Simon Heffer on the insidious new taboos that govern society — and how those who break them risk their careers and credibility
It is hard to imagine that at the time when Britain entered what is now called the European Union, in 1973, there would have been such a fuss about the religious beliefs of Mr Rocco Buttiglione, the nominee for the post of Italy’s commissioner. In a predominantly Catholic community, the views for which he is now being vilified would have been regarded as perfectly reasonable. Even after the philosophical ravages of the Swinging Sixties, there would have been no shortage of people in the political class who believed (like him) that homosexuality was a sin, that single parenthood was undesirable, and that within a marriage it was the man’s place to protect the woman. Now, though, the MEPs whose endorsement Mr Buttiglione must rely upon if he is to be confirmed as a commissioner are complaining that his beliefs are unacceptable in an EU that wishes to homogenise and standardise everything — including, it seems, moral values. By the time you read this his stand on principle and the determination of the new EU president, José Manuel Barroso, to support him might have led to the whole new Commission being rejected.
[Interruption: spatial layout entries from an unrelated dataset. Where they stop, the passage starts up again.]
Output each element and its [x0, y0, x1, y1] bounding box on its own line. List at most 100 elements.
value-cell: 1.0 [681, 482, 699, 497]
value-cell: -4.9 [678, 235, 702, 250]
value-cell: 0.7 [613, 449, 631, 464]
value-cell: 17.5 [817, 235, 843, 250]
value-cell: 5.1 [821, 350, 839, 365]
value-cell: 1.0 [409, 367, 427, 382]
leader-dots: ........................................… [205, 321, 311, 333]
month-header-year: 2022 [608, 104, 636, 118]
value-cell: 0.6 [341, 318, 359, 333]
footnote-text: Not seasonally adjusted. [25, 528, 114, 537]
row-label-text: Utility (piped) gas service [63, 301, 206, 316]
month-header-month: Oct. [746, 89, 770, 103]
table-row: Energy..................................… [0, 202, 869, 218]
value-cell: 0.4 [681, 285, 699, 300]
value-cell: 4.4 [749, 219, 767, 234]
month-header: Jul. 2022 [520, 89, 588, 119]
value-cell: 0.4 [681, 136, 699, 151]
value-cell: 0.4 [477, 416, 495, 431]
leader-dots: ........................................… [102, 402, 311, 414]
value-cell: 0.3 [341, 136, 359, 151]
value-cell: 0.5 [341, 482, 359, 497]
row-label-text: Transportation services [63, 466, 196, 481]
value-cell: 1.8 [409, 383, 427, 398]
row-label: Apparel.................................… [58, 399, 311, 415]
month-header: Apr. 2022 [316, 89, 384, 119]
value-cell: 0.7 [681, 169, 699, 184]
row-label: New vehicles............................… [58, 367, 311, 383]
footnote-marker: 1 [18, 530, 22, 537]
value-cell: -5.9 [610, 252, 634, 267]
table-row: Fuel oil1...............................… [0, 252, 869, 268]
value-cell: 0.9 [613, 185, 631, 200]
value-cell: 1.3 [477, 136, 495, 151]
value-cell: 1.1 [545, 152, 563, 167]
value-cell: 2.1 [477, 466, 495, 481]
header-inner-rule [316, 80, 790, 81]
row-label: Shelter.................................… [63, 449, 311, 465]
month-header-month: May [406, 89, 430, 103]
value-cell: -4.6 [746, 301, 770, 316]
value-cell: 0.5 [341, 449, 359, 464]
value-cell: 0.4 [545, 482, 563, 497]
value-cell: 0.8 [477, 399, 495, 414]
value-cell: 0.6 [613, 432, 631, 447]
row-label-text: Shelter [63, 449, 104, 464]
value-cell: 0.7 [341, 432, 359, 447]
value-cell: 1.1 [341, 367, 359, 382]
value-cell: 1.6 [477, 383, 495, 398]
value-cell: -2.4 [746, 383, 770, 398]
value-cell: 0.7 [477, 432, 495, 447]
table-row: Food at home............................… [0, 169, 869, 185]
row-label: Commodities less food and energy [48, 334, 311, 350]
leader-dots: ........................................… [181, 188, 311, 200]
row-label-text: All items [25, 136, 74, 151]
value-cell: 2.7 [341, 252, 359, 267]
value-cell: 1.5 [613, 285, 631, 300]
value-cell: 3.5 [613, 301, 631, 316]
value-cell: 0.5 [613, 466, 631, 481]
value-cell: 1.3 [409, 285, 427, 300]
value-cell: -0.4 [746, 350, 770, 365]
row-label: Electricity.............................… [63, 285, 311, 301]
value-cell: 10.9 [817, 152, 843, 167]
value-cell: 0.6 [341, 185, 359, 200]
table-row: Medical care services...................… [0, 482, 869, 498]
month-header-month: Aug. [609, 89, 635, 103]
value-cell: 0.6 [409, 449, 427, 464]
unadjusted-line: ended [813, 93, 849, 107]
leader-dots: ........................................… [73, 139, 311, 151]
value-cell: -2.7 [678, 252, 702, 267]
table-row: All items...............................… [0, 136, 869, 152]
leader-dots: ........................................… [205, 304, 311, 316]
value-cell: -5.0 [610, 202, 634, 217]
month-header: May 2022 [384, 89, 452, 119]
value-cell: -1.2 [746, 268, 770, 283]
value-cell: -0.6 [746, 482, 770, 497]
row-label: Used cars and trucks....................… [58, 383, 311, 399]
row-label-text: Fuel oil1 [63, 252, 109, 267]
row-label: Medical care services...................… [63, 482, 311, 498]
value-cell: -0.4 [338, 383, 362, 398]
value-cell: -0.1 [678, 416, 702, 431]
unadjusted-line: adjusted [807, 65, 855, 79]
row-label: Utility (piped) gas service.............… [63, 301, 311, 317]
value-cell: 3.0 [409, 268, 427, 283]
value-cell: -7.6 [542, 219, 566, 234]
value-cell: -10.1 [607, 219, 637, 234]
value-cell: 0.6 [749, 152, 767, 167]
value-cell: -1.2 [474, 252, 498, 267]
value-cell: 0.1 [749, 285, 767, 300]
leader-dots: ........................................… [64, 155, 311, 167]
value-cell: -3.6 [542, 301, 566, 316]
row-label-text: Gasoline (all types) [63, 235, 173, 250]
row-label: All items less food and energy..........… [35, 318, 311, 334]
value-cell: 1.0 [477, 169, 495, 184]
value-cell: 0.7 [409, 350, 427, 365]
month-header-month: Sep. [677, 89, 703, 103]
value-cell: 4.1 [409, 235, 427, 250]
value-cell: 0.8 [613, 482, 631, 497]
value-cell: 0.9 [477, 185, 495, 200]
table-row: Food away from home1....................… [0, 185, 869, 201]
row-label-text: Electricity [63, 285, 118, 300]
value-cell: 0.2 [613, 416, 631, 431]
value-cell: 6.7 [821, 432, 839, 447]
If so, Mr Buttiglione will have become the most prominent victim yet of a re-ordering of the whole system of taboos in much of Western civilisation.
Referring to the Buttiglione problem in a radio interview last week, Mr Neil Kinnock, Britain’s outgoing commissioner, made an unintentionally interesting observation. He said he had spoken about the case with a Roman Catholic colleague who had drawn for him a distinction between ‘belief’ and ‘prejudice’. This is an object lesson in how matters that used not to be taboo have now become so.